Whenever I experience art like this I want to know more about the actual process of making it; there was very little on this. That would be my only criticism, the work was new to me and really good to see.
Thanks

Paul Dungey

I very much enjoyed the exhibition. My experience of being at the Tate was however seriously marred by discovering that the Tate accepts sponsorship from the environmentally damaging BP. By allowing BP to promote themselves via the Tate you associate yourselves with this environmenally irresponsible company. I would urge you to diassociate yourselves fom BP and the dirty Oil Tar Sands project and other environmentally destructive projects which it pursues.

Maja

absolutely fantastic exhibition. I have been twice and will be back many more times. Great selection of work, presented in a good order just fantastic art - Richter is one of my absolute favorites. Take the Audio Guide - it's well done and definitely worth it.

Rosie Kearton

wonderful to see such a breath of work spanning his long career - I loved the glass pieces particularly

Antonio

Both Richter's work and the curatorial element of the exhibition are very engaging - I found the experience inspirational and somehow uplifting!

April Spencer

Loved the vivacity of the colour abstract work.
Enjoyed the variable mood of the water reflections.
He can't half paint a portrait - loved the soft focus.

April Spencer

Loved the vivacity of the abstract colour work.
Enjoyed the variable moods of the reflective waters.
he can certainly do a portrait - soft focus- amazing!

Philip Vessey

I could visit this exhibition every day.

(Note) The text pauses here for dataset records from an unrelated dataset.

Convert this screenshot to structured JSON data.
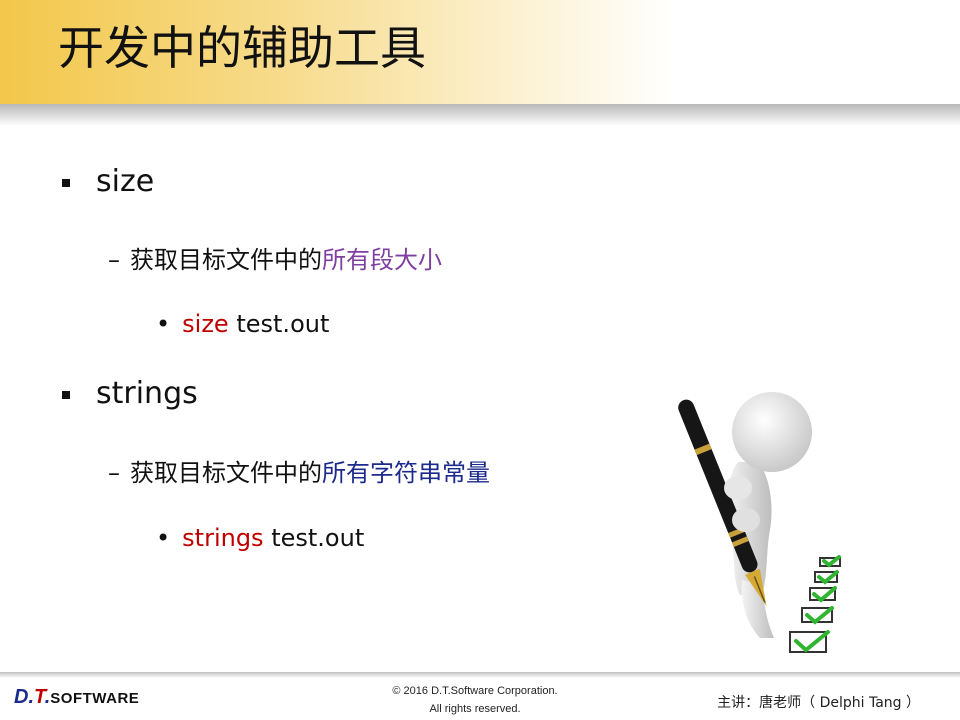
{
  "slide": {
    "title": "开发中的辅助工具"
  },
  "content": {
    "items": [
      {
        "label": "size",
        "sub_prefix": "获取目标文件中的",
        "sub_highlight": "所有段大小",
        "cmd_keyword": "size",
        "cmd_arg": "test.out"
      },
      {
        "label": "strings",
        "sub_prefix": "获取目标文件中的",
        "sub_highlight": "所有字符串常量",
        "cmd_keyword": "strings",
        "cmd_arg": "test.out"
      }
    ],
    "dash_glyph": "–",
    "dot_glyph": "•"
  },
  "footer": {
    "logo_dt_d": "D.",
    "logo_dt_t": "T",
    "logo_dt_dot": ".",
    "logo_software": "SOFTWARE",
    "copyright_line1": "© 2016 D.T.Software Corporation.",
    "copyright_line2": "All rights reserved.",
    "lecturer": "主讲：唐老师（ Delphi Tang ）"
  },
  "colors": {
    "header_gold": "#f2c74a",
    "highlight_purple": "#7f3fa0",
    "highlight_navy": "#1b2a8c",
    "command_red": "#c00000"
  },
  "illustration": {
    "icon": "person-with-pen-checklist-icon"
  }
}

Much to see and think about. As a painter I too work in both abstract and realistic ways and it's made me think about my own way of painting.
My only disappointment- not hearing Richter talk about some of his work in the audio guide.

BC

Beautiful exhibition. Such a pity about the information panels, throughout the show: the comments made me weep. All about suggesting personal views to interpret what the artist might have thought or tried to say. Why wasn't the artist asked directly? Perhaps his answers would be too simple, and some art critics couldn't show off their hair splitting talent...

kim logan

Loved it, totally fabulous. It was a pleasure to spend time walking round and taking it all in. I loved it the first time I saw it and have taken a friend to see it since,and I have arranged to take another after Christmas. I particularly loved the glass plates and cage work.

Excellent job..!
x

Professor John ...

Dear Mr. Godfrey,

I thought this a very good exhibition which shows Richter's work very well.The arrangement of work is very good. The paintings are well hung; the other constructions well sited. The annotations are useful and intelligently describe the context of his work and something of the process of thought through which the artist moves.